At first blush, the figure of the cross—“a ubiquitous, unmarked, and almost transparent element of the public realm” (26)—may seem a rather banal choice to anchor a study of modern Poland. But Waligórska decouples the symbol from theology, revealing a tangled mass of roles played by the cross throughout Polish history, from “protest symbol” (204), to “tool of domination by a colonizing power” (104), to “shorthand for Polish ethnic nationalism” (304). The cross is both a symbol “beset by contradictions” (306) and the centerpiece of “the visual canon of a nation-in-the-making” (20).

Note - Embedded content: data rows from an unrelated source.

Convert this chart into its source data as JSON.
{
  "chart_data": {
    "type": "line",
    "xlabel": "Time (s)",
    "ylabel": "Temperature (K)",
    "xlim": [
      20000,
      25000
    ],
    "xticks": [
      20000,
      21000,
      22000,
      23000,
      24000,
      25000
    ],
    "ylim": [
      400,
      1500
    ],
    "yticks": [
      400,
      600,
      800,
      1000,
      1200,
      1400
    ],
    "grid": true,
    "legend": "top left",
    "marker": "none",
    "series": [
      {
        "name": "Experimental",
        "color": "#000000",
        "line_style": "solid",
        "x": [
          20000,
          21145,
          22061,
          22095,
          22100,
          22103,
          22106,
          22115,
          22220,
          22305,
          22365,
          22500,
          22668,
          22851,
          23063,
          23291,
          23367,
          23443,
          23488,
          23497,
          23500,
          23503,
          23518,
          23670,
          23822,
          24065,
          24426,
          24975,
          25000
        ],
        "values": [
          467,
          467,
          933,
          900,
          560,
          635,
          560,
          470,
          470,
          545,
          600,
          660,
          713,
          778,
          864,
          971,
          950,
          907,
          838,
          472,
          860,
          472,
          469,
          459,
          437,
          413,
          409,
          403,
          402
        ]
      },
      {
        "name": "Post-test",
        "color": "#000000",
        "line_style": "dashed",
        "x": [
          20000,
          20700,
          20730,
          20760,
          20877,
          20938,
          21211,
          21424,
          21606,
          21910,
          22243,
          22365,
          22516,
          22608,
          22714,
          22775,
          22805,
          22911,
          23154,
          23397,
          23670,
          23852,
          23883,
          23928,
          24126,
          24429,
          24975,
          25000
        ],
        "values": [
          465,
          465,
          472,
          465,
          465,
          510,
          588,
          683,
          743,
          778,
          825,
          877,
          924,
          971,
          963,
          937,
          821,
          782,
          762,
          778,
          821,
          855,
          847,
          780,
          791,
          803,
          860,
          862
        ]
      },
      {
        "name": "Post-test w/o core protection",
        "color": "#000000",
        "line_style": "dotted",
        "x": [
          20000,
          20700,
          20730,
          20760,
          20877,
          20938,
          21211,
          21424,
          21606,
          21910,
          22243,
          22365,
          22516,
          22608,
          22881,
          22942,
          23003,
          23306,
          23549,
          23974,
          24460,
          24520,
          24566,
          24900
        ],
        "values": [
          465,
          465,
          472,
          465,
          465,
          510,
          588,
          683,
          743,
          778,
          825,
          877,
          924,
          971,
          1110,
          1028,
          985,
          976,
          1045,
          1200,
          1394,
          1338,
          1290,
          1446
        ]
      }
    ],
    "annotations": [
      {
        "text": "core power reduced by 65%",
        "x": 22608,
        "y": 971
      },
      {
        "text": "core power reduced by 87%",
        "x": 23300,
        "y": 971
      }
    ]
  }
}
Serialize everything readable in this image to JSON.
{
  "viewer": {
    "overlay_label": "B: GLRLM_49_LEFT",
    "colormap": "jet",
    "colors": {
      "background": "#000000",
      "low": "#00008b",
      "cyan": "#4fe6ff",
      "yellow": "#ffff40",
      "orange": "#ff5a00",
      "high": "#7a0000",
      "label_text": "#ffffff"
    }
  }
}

Cross Purposes is at once narrative-driven and diachronic. Waligórska serves up concise, grippingly written mini-histories woven into a larger argument about memory, forgetting, nationhood, and modern politics. Following social scientists who have theorized powerfully from the Polish example (notably, Geneviève Zubrzycki and Jan Kubik), Waligórska also engages pioneering Polish-language scholars (Andrzej Leder and Joanna Tokarska-Bakir) to underline “the interethnic violence, antisemitism, and misogyny that have long undergirded the Polish nation-building project” (23). Ch. 2 (on interwar Poland) and 5 (the post-Communist 1990s) show that the cross could, and did, augment state power; Ch. 1 (1860s), 3 (1960s), 4 (Solidarity), and 6 (the presidential plane crash of 2010) recount grassroots defenses of crosses against perceived state illegitimacy. Waligórska amply documents the cross's function as a “border marker,” establishing and sustaining an “internal boundary between ‘us’ and ‘them’” (104).
Some key insights may be less accessible to readers not already well-versed in Polish history. The diachronic approach leaves significant narrative gaps—especially following Waligórska's decision to skip over World War II, the Holocaust, the Soviet takeover of Poland, and Poland's Stalinist era. In all fairness, antisemitism is extensively treated throughout the book—note especially the “cross-Jew dyad” discussion in the Conclusion—but chronological lacunae occasionally leave the reader feeling that certain arguments lack adequate support. Waligórska plausibly contends in the Introduction that “new political articulations of the symbol could only truly unfold after the traumatic earthquake that the war-related violence brought with it” (23–24)—but this claim is impossible to assess fully, since Ch. 2 ends in the 1930s while Ch. 3 starts in the 1950s.
Historians of Catholicism will note the near-absence of Pope John Paul II. An iconic figure whose visage gazed from hanging portraits and lapel pins for decades, throughout Solidarity and post-communist eras alike, he nonetheless appears in Cross Purposes only in passing.
These concerns notwithstanding, the originality of Waligórska's work, the force of her prose, and the power of her argumentation assure Cross Purposes the status of one of the most important historical studies of modern Poland. From nineteenth-century protests against the Russian tsar to twenty-first-century campaigns by the Law and Justice government tarnishing liberal, Jewish, Muslim, LGBT, and Ukrainian “Others,” Magdalena Waligórska offers a powerful paradigm for making sense of how protest and persecution, solidarity and hatred, co-exist within the politics of the cross.